Tuesday, September 20, 6:00 pm
Austin East Classroom, Austin Hall, Harvard Law School
When Duke University gave free iPods to the freshman class in 2003,
critics called it a waste of money. Yet when students found academic
uses for the brand new music devices in virtually every discipline, the
iPod experiment proved to be a classic example of the power of
disruption – a way of refocusing attention to illuminate unseen
possibilities. Vice Provost for Interdisciplinary Studies at the time
of the iPod experiment, Cathy N. Davidson sees this kind of innovation
as the heart of a new way of collaborative, interactive learning ideal
for students facing a changing, global future. Using cutting-edge
research on the brain and learning, she shows how the phenomenon of
“attention blindness” shapes our lives, and how it has led to one of
the greatest problems of our historical moment: Although we email,
blog, tweet, and text as if by instinct, too many of us toil in schools
and workplaces designed for the last century, not the one in which we
live.
We can change that. Approximately fifteen years into industrial-era
management science, the medieval university began its rapid
metamorphosis into the modern twentieth-century research university.
Now, fifteen years after the commercialization of the Internet and the
World Wide Web, we are at an optimal moment for reconsidering these
fundamental institutions for our own era. Davidson is neither
optimistic nor pessimistic about the role of technology in our lives
but, rather, asks how we can use technology as an engine of
transformation. This talk helps us to think in historical, theoretical,
and practical ways about how, as individuals and institutions, we can
learn new ways to thrive in the interactive, digital, global world we
already inhabit.
Cathy N. Davidson served as Vice Provost for Interdisciplinary Studies at Duke University from 1998 until 2006, where she helped create the Program in Information Science + Information Studies, the Center for Cognitive Neuroscience, the John Hope Franklin Humanities Institute, and many other programs. In 2002, she co-founded HASTAC (Humanities, Arts, Science, and Technology Advanced Collaboratory, or "haystack"), a virtual network of innovators with over 6500 members that directs the annual $2 million HASTAC/MacArthur Foundation Digital Media and Learning Competitions. She is the Ruth F. DeVarney Professor of English and the John Hope Franklin Humanities Institute Professor of Interdisciplinary Studies at Duke University and has published more than twenty books, including Revolution and the Word: The Rise of the Novel in America; Closing: The Life and Death of an American Factory (with photographer Bill Bamberger); and The Future of Thinking (with HASTAC co-founder David Theo Goldberg).
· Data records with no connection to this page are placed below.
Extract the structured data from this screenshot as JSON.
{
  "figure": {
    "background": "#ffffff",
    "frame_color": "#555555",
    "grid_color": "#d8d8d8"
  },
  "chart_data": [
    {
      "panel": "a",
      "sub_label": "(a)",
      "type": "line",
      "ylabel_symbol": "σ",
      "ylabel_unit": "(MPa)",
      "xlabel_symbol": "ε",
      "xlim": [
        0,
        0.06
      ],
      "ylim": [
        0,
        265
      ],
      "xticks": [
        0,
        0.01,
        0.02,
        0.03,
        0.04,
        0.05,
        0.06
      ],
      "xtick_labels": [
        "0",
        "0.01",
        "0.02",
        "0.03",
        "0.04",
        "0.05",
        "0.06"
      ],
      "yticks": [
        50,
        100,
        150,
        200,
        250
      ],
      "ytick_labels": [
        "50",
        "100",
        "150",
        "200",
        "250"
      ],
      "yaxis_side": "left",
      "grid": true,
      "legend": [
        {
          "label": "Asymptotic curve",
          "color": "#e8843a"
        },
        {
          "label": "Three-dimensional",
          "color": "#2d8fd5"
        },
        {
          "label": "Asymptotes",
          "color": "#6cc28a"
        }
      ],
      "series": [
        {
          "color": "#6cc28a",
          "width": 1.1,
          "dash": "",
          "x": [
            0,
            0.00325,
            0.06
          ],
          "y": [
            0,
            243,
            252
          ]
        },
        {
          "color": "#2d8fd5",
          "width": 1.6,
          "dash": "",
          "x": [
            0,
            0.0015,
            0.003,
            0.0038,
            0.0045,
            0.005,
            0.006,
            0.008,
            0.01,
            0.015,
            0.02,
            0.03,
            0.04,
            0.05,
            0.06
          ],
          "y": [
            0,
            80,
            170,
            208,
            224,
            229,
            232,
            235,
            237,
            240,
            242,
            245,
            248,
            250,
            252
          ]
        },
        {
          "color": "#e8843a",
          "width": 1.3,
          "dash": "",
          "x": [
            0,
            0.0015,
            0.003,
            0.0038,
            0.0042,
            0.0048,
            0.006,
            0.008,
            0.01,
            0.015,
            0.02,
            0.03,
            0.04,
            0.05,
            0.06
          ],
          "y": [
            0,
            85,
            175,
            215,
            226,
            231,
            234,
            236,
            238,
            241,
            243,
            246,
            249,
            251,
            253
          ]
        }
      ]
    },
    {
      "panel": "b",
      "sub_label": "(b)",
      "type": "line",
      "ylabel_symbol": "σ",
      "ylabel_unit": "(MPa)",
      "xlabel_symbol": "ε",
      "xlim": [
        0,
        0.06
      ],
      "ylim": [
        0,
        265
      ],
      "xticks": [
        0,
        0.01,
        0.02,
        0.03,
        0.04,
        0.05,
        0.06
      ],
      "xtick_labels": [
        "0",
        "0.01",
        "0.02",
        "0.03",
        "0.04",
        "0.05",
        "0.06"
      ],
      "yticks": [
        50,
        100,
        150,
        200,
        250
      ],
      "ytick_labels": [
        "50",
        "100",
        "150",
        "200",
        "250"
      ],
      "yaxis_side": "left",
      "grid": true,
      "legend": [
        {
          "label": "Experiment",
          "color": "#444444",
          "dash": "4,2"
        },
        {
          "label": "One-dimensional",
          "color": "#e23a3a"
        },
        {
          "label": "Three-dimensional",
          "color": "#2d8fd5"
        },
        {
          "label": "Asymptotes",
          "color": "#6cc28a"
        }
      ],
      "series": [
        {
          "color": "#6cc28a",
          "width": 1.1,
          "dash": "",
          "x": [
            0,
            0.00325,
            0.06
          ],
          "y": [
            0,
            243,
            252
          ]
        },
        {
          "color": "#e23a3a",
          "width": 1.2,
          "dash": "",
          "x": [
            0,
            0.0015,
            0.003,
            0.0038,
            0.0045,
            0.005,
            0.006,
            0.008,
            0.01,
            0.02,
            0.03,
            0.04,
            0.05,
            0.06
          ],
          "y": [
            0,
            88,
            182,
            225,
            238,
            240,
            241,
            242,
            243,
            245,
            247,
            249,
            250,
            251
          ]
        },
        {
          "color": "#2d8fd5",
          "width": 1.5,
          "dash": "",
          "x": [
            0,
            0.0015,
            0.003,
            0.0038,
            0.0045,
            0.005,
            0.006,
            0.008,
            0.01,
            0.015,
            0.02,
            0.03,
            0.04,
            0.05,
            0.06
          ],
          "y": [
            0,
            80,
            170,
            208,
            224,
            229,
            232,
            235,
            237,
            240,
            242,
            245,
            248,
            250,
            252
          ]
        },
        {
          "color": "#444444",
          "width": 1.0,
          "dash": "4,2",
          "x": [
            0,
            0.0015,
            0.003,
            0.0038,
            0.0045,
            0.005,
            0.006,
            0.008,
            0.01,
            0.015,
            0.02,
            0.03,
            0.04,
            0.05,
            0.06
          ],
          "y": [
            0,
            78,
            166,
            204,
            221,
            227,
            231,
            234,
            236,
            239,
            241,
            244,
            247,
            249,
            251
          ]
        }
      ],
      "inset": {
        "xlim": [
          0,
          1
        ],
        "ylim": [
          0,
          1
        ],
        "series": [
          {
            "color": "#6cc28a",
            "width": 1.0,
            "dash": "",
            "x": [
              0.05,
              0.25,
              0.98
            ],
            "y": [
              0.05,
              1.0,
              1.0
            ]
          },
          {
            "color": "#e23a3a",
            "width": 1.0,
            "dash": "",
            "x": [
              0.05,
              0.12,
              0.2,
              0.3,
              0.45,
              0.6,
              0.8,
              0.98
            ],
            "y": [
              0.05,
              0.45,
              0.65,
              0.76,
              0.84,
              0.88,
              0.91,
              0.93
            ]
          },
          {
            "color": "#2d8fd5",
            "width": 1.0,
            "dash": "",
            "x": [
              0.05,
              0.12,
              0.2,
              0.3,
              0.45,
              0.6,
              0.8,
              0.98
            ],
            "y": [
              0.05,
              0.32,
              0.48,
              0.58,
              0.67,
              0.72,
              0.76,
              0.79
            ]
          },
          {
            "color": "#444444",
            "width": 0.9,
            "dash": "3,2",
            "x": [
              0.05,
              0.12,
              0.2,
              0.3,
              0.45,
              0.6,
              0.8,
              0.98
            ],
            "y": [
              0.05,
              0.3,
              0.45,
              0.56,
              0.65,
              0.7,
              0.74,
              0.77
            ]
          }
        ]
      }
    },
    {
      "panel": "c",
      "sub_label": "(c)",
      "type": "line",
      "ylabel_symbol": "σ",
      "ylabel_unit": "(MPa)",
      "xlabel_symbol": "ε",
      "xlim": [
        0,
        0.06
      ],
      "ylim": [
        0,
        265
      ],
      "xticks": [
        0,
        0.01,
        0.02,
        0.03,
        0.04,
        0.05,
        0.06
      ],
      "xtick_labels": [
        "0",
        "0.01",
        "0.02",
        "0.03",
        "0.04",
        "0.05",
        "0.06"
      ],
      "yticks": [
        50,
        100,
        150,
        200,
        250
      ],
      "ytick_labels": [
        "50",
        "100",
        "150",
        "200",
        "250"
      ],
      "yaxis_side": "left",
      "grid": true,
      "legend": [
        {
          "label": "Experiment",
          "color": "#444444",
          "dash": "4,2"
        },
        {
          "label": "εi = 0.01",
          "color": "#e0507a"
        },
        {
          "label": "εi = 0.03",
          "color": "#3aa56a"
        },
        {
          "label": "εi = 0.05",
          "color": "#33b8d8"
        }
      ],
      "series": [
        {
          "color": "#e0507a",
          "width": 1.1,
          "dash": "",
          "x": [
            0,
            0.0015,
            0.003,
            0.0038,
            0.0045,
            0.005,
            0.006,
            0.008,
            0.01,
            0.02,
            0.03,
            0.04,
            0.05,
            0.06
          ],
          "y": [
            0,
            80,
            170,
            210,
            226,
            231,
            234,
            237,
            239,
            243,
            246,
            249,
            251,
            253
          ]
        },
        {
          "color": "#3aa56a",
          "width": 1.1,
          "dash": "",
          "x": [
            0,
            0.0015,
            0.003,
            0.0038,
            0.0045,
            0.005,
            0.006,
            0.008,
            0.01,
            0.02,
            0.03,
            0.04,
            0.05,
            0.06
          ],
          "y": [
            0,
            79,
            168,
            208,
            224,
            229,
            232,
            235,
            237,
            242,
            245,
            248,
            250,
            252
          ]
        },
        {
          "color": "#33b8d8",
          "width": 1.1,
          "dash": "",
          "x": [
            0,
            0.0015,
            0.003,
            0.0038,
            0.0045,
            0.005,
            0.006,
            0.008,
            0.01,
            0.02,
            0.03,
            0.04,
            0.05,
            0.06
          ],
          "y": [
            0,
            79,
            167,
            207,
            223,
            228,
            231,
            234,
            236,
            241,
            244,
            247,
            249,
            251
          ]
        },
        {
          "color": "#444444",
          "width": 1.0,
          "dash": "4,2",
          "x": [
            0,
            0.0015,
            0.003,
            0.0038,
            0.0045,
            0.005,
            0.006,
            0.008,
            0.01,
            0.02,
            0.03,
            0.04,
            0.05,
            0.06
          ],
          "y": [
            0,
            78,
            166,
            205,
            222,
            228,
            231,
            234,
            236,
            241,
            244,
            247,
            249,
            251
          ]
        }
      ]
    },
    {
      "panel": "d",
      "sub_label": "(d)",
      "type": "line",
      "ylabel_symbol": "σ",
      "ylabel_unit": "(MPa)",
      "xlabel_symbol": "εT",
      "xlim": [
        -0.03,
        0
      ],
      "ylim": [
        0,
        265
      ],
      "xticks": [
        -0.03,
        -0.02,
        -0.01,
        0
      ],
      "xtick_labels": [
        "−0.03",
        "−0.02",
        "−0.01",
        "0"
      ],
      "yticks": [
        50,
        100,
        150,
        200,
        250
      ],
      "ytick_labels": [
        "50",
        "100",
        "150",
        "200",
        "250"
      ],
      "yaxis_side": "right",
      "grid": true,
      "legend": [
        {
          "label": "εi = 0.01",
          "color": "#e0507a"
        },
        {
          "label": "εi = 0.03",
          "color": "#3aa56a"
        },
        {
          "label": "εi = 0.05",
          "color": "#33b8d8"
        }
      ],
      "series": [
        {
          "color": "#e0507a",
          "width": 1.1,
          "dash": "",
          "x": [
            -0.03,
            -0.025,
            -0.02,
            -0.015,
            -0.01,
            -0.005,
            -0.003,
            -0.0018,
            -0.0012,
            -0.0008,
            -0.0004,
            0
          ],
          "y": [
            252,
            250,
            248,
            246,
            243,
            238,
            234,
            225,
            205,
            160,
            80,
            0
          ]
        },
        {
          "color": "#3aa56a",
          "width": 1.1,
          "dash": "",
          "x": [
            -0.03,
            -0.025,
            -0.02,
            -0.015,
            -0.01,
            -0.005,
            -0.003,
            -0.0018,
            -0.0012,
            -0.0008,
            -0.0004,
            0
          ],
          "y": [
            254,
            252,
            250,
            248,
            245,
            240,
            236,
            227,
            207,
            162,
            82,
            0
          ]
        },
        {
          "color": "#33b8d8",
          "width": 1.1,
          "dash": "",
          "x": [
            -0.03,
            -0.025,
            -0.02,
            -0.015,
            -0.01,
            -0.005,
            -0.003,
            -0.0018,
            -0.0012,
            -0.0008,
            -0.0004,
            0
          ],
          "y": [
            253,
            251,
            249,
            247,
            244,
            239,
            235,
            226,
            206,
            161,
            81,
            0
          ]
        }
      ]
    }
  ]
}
In 2010, President Obama nominated her to a six-year term on the National Council on the Humanities, a position confirmed by the Senate in July 2011. She is currently on a thirty-site author tour for her latest book, Now You See It: How the Brain Science of Attention Will Transform the Way We Live, Work, and Learn (Viking Press), which Publishers Weekly has named "one of the top ten science books" of the Fall 2011 season.